The essays are most diverse. Many are about great players in chess, both Dutch (e.g. Max Euwe, Jan Hein Donner and Jan Timman) and from the rest of the world (Viswanathan Anand, Magnus Carlsen and Bobby Fischer, for example, and there are joint entries for the earlier pairing of Mikhail Botvinnik and Vassily Smyslov and the later one of Garry Kasparov and Anatoly Karpov). There are entries for tournaments (the Lost Boys events), places (Venice), figures from literature (Vladimir Nabokov), art (Marcel Duchamp - who was also a chess master) and music (John Cage). Not unexpectedly, especially for someone from Ree's era, there's an entry for alcohol, and in tribute to Nikolai Gogol and the Russian organ for intuition, Ree has an essay on The Nose.

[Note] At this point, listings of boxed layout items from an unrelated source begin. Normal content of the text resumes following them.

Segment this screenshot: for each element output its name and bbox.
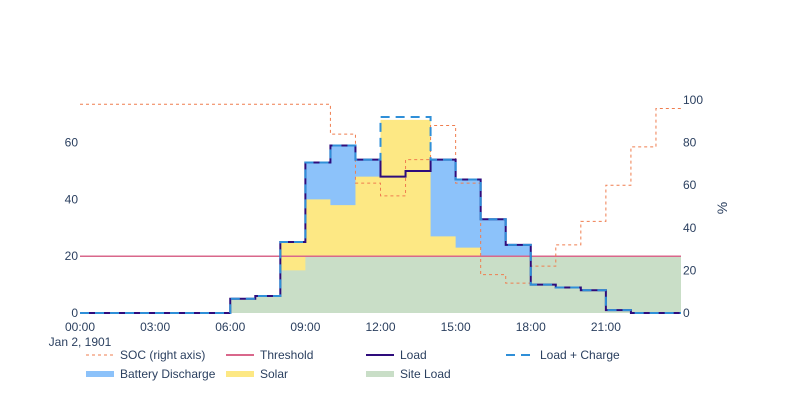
right-axis-title: % <box>714 202 730 214</box>
x-tick-label: 15:00 <box>441 320 471 334</box>
legend-label: Site Load <box>400 367 451 381</box>
legend-label: Battery Discharge <box>120 367 216 381</box>
legend-label: Load <box>400 348 427 362</box>
y-left-tick-label: 40 <box>65 192 79 206</box>
fill-layer <box>80 119 681 313</box>
x-axis-ticks: 00:00 03:00 06:00 09:00 12:00 15:00 18:00 21:00 <box>65 320 621 334</box>
legend-item-site-load[interactable]: Site Load <box>366 367 451 381</box>
x-tick-label: 12:00 <box>365 320 395 334</box>
x-tick-label: 06:00 <box>215 320 245 334</box>
site-load-area <box>80 256 681 313</box>
legend-label: SOC (right axis) <box>120 348 205 362</box>
legend-label: Solar <box>260 367 288 381</box>
y-right-tick-label: 40 <box>683 221 697 235</box>
load-line <box>80 144 681 314</box>
legend-item-load-charge[interactable]: Load + Charge <box>506 348 620 362</box>
legend-label: Load + Charge <box>540 348 620 362</box>
legend-item-load[interactable]: Load <box>366 348 427 362</box>
x-tick-label: 00:00 <box>65 320 95 334</box>
x-tick-label: 03:00 <box>140 320 170 334</box>
y-right-tick-label: 0 <box>683 306 690 320</box>
legend[interactable]: SOC (right axis) Threshold Load Load + Char… <box>86 348 620 381</box>
x-tick-label: 21:00 <box>591 320 621 334</box>
y-right-tick-label: 100 <box>683 93 703 107</box>
y-left-tick-label: 0 <box>71 306 78 320</box>
y-right-tick-label: 80 <box>683 136 697 150</box>
legend-swatch <box>86 371 114 377</box>
x-tick-label: 09:00 <box>290 320 320 334</box>
left-axis-ticks: 0 20 40 60 <box>65 136 79 320</box>
y-left-tick-label: 60 <box>65 136 79 150</box>
soc-right-axis-line <box>80 103 681 284</box>
legend-swatch <box>366 371 394 377</box>
legend-label: Threshold <box>260 348 313 362</box>
legend-item-battery-discharge[interactable]: Battery Discharge <box>86 367 216 381</box>
x-tick-label: 18:00 <box>516 320 546 334</box>
right-axis-ticks: 0 20 40 60 80 100 <box>683 93 703 320</box>
y-left-tick-label: 20 <box>65 249 79 263</box>
legend-item-soc-right-axis[interactable]: SOC (right axis) <box>86 348 205 362</box>
x-date-label: Jan 2, 1901 <box>49 335 112 349</box>
line-layer <box>80 103 681 314</box>
legend-item-solar[interactable]: Solar <box>226 367 288 381</box>
legend-item-threshold[interactable]: Threshold <box>226 348 313 362</box>
y-right-tick-label: 60 <box>683 178 697 192</box>
legend-swatch <box>226 371 254 377</box>
y-right-tick-label: 20 <box>683 263 697 277</box>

You will learn nothing here about how to become a better chess player, but it's a wonderful book that opens up the human side of the game from all sorts of angles. For Dutch readers the book may be almost indispensable, but I would recommend to all chess players wherever they may be from.
One of the last essays in the book is called "Taxi", about a cab ride he took in Rotterdam on his way to a chess tournament. The driver was not a chess player, but had a romantic perception of the grandeur of chess tournaments and the lives of professional players. Ree corrected his misconceptions along the trip, and then realized to his dismay what he had done:
After this the cab driver lapsed into silence, and I realized what I had done with my cursed pedantry. Here was someone who knew nothing about chess, but had accidentally picked up some interest in it. He had thought that the cream of the Dutch chess world needed bodyguards to protect them against hordes of fanatical fans, and that rich chess fans would fight to get their hands on one of the exorbitantly priced entry tickets. And I had shattered is illusion and robbed chess of its magic by telling him the banal truth.

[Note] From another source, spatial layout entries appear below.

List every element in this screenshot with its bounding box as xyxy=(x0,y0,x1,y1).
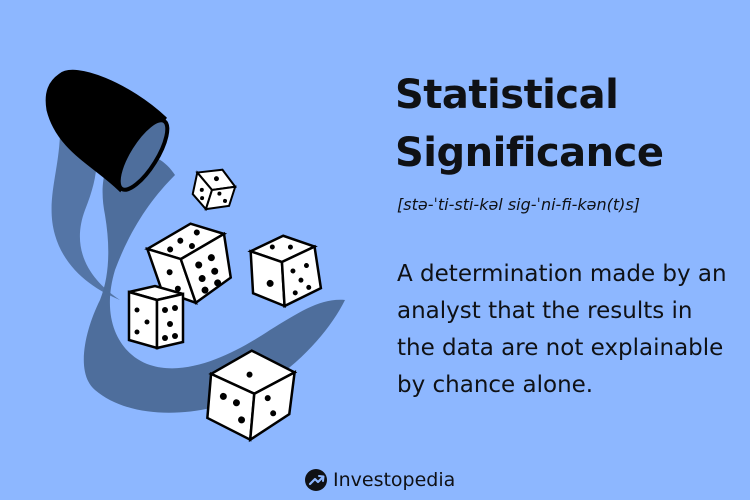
die-large-six xyxy=(144,222,233,305)
pronunciation-text: [stə-ˈti-sti-kəl sig-ˈni-fi-kən(t)s] xyxy=(397,195,640,214)
page-title: Statistical Significance xyxy=(395,72,664,176)
definition-text: A determination made by an analyst that … xyxy=(397,261,727,398)
die-right xyxy=(247,234,323,308)
swoosh-shape xyxy=(83,150,346,413)
die-left xyxy=(127,284,185,350)
dice-cup-icon xyxy=(45,69,170,193)
swoosh-tail-shape xyxy=(51,130,120,300)
brand-name: Investopedia xyxy=(333,469,456,491)
die-small xyxy=(191,168,237,212)
die-bottom xyxy=(206,349,298,443)
dice-cup-illustration xyxy=(45,69,346,443)
brand-footer: Investopedia xyxy=(305,465,455,495)
investopedia-logo-icon xyxy=(305,469,327,491)
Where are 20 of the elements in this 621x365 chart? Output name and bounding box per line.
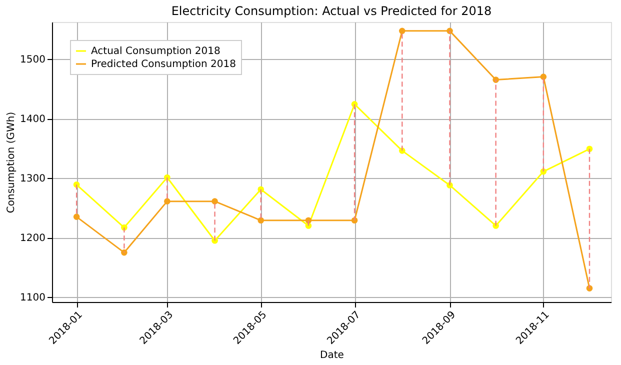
point bbox=[164, 198, 170, 204]
y-tick-label: 1200 bbox=[20, 233, 46, 244]
point bbox=[212, 198, 218, 204]
point bbox=[492, 76, 499, 83]
point bbox=[446, 28, 453, 34]
y-tick-label: 1400 bbox=[20, 114, 46, 126]
y-tick-label: 1300 bbox=[20, 174, 46, 185]
point bbox=[540, 74, 547, 80]
y-axis-title: Consumption (GWh) bbox=[6, 112, 18, 214]
legend-label: Predicted Consumption 2018 bbox=[91, 59, 236, 70]
chart-title: Electricity Consumption: Actual vs Predicted for 2018 bbox=[171, 4, 492, 18]
point bbox=[398, 148, 406, 154]
x-axis-title: Date bbox=[320, 350, 344, 362]
point bbox=[73, 214, 80, 220]
point bbox=[258, 217, 264, 224]
y-tick-label: 1500 bbox=[20, 54, 46, 66]
point bbox=[398, 28, 406, 34]
point bbox=[121, 249, 128, 256]
y-tick-label: 1100 bbox=[20, 292, 46, 304]
legend-label: Actual Consumption 2018 bbox=[91, 46, 220, 57]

I don't think that if his cab driver picked up the book, he would reach the same level of enchantment he had before his encounter with Ree the passenger. If he reads My Chess and encounters Ree the writer, however, he will see that the world of chess is a treasure in its own right, worthy of entry not for its external rewards but for its internal riches.
Reader Comments (1)
Thx for the review! Is anything said about whether the book is (maybe partly) a collection of Ree's column in "New in Chess" as often done? Or is it so far unpublished material?
[DM: As far as I know the material is previously unpublished.]